Der Schlüssel zu Schellings reifer Philosophie
Autor:innen:
Verlag:
 2018

Zusammenfassung

Nie ist genau erklärt worden, was Schelling unter »Identität von Natur und Geist« verstand. Dabei hat er sein reifes Denken »Identitätssystem« genannt und sich zeitlebens um kein zweites Problem begrifflich ähnliche Mühe gegeben. Da er aber seine Überlegungen in Schriften verpackte, deren großer systematischer Ausgriff sie schier erdrückte, ist, was er bis hinein in die ›Weltalter‹-Periode darüber herausfand, kaum eigens gewürdigt oder auch nur klar benannt worden. Die Schellingliteratur arbeitete entweder historisch oder ließ sich vom Systemgedanken oder einzelnen in die Augen springenden Problemen blenden (z.
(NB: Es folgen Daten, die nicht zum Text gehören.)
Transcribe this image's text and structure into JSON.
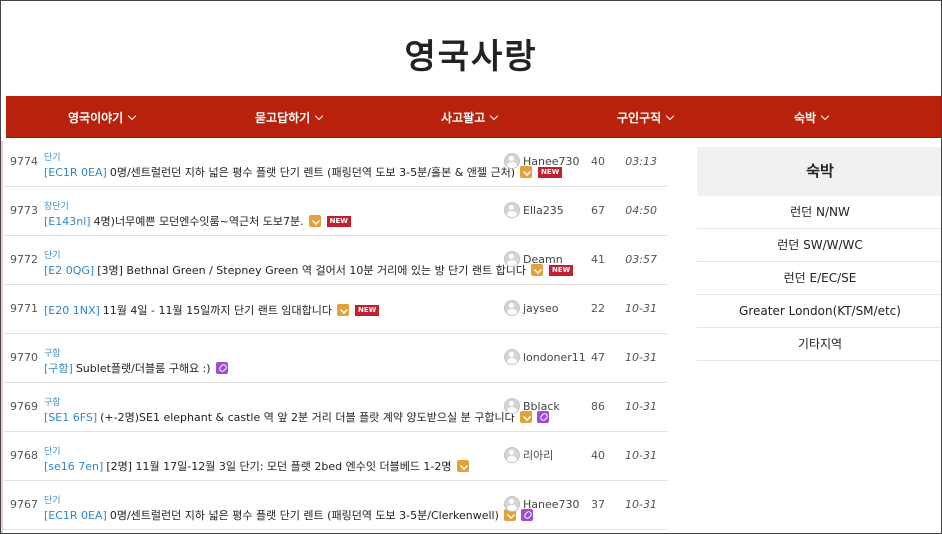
{
  "site": {
    "logo": "영국사랑"
  },
  "nav": [
    {
      "label": "영국이야기"
    },
    {
      "label": "묻고답하기"
    },
    {
      "label": "사고팔고"
    },
    {
      "label": "구인구직"
    },
    {
      "label": "숙박"
    }
  ],
  "posts": [
    {
      "num": "9774",
      "category": "단기",
      "tag": "[EC1R 0EA]",
      "title": "0명/센트럴런던 지하 넓은 평수 플랫 단기 렌트 (패링던역 도보 3-5분/홀본 & 앤젤 근처)",
      "download": true,
      "link": false,
      "new": true,
      "author": "Hanee730",
      "views": "40",
      "time": "03:13"
    },
    {
      "num": "9773",
      "category": "장단기",
      "tag": "[E143nl]",
      "title": "4명)너무예쁜 모던엔수잇룸~역근처 도보7분.",
      "download": true,
      "link": false,
      "new": true,
      "author": "Ella235",
      "views": "67",
      "time": "04:50"
    },
    {
      "num": "9772",
      "category": "단기",
      "tag": "[E2 0QG]",
      "title": "[3명] Bethnal Green / Stepney Green 역 걸어서 10분 거리에 있는 방 단기 랜트 합니다",
      "download": true,
      "link": false,
      "new": true,
      "author": "Deamn",
      "views": "41",
      "time": "03:57"
    },
    {
      "num": "9771",
      "category": "",
      "tag": "[E20 1NX]",
      "title": "11월 4일 - 11월 15일까지 단기 랜트 임대합니다",
      "download": true,
      "link": false,
      "new": true,
      "author": "jayseo",
      "views": "22",
      "time": "10-31"
    },
    {
      "num": "9770",
      "category": "구함",
      "tag": "[구함]",
      "title": "Sublet플랫/더블룸 구해요 :)",
      "download": false,
      "link": true,
      "new": false,
      "author": "londoner11",
      "views": "47",
      "time": "10-31"
    },
    {
      "num": "9769",
      "category": "구함",
      "tag": "[SE1 6FS]",
      "title": "(+-2명)SE1 elephant & castle 역 앞 2분 거리 더블 플랏 계약 양도받으실 분 구합니다",
      "download": true,
      "link": true,
      "new": false,
      "author": "Bblack",
      "views": "86",
      "time": "10-31"
    },
    {
      "num": "9768",
      "category": "단기",
      "tag": "[se16 7en]",
      "title": "[2명] 11월 17일-12월 3일 단기: 모던 플랫 2bed 엔수잇 더블베드 1-2명",
      "download": true,
      "link": false,
      "new": false,
      "author": "리아리",
      "views": "40",
      "time": "10-31"
    },
    {
      "num": "9767",
      "category": "단기",
      "tag": "[EC1R 0EA]",
      "title": "0명/센트럴런던 지하 넓은 평수 플랫 단기 렌트 (패링던역 도보 3-5분/Clerkenwell)",
      "download": true,
      "link": true,
      "new": false,
      "author": "Hanee730",
      "views": "37",
      "time": "10-31"
    }
  ],
  "sidebar": {
    "title": "숙박",
    "items": [
      {
        "label": "런던 N/NW"
      },
      {
        "label": "런던 SW/W/WC"
      },
      {
        "label": "런던 E/EC/SE"
      },
      {
        "label": "Greater London(KT/SM/etc)"
      },
      {
        "label": "기타지역"
      }
    ]
  },
  "new_badge_text": "NEW",
  "colors": {
    "nav_bg": "#b8220c",
    "tag": "#2f87cc",
    "new_badge": "#c21f2f",
    "download": "#e0a23a",
    "link": "#9c4fd6"
  }
}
B. Natur, Organismus, Freiheit, Existenz). Dabei ist Schellings Stärke in einzelnen entscheidenden Argumenten versteckt, die, wären sie bekannt, die gegenwärtige, auch analytische Diskussion durchaus zu inspirieren vermöchten. Wir können heute urteilen, dass schon der junge Schelling in seiner Schrift ›Form der Philosophie‹ eine differenzsensitive Form der Identität im Sinn hatte, die er in den kommenden Jahrzehnten immer genauer auszubuchstabieren unternahm. Seine eigentlichen Quellen hat er kunstvoll verborgen. Es sind erstens die Identitätstheorie der Prädikation seines Universitätslehrers Ploucquet, die den Stiftlern in Tübingen eingebläut wurde und die ihre merkwürdige Fixierung auf die ganz unkantische Auffassung vom Urteil als Subjekt-Prädikat-Identifikation (mit quantifiziertem Prädikator) erklärt. Und zweitens Schellings Entdeckung einer »älteren Logik«, die mit der Figur der »reduplicatio« arbeitete. – So auch das Absolute: Als Geist ist es nicht Natur (und umgekehrt; Aussagen über beide haben unterschiedliche Wahrheitsbedingungen), aber Geist und Natur werden beide vom Absoluten »gewesen« (»transitiv« ins Sein gehoben), und dies Absolute ist im striktest denkbaren Sinne mit sich identisch. So lässt sich die Schelling’sche Formel von der Identität der Identität und Differenz dem gesunden Menschenverstand vermitteln und Schellings »aufrichtiger Jugendgedanke« (Marx) aktualisieren. Er schneidet respektabel ab im Wettbewerb mit allerlei heutigen Leib-Seele-Identitätstheorien.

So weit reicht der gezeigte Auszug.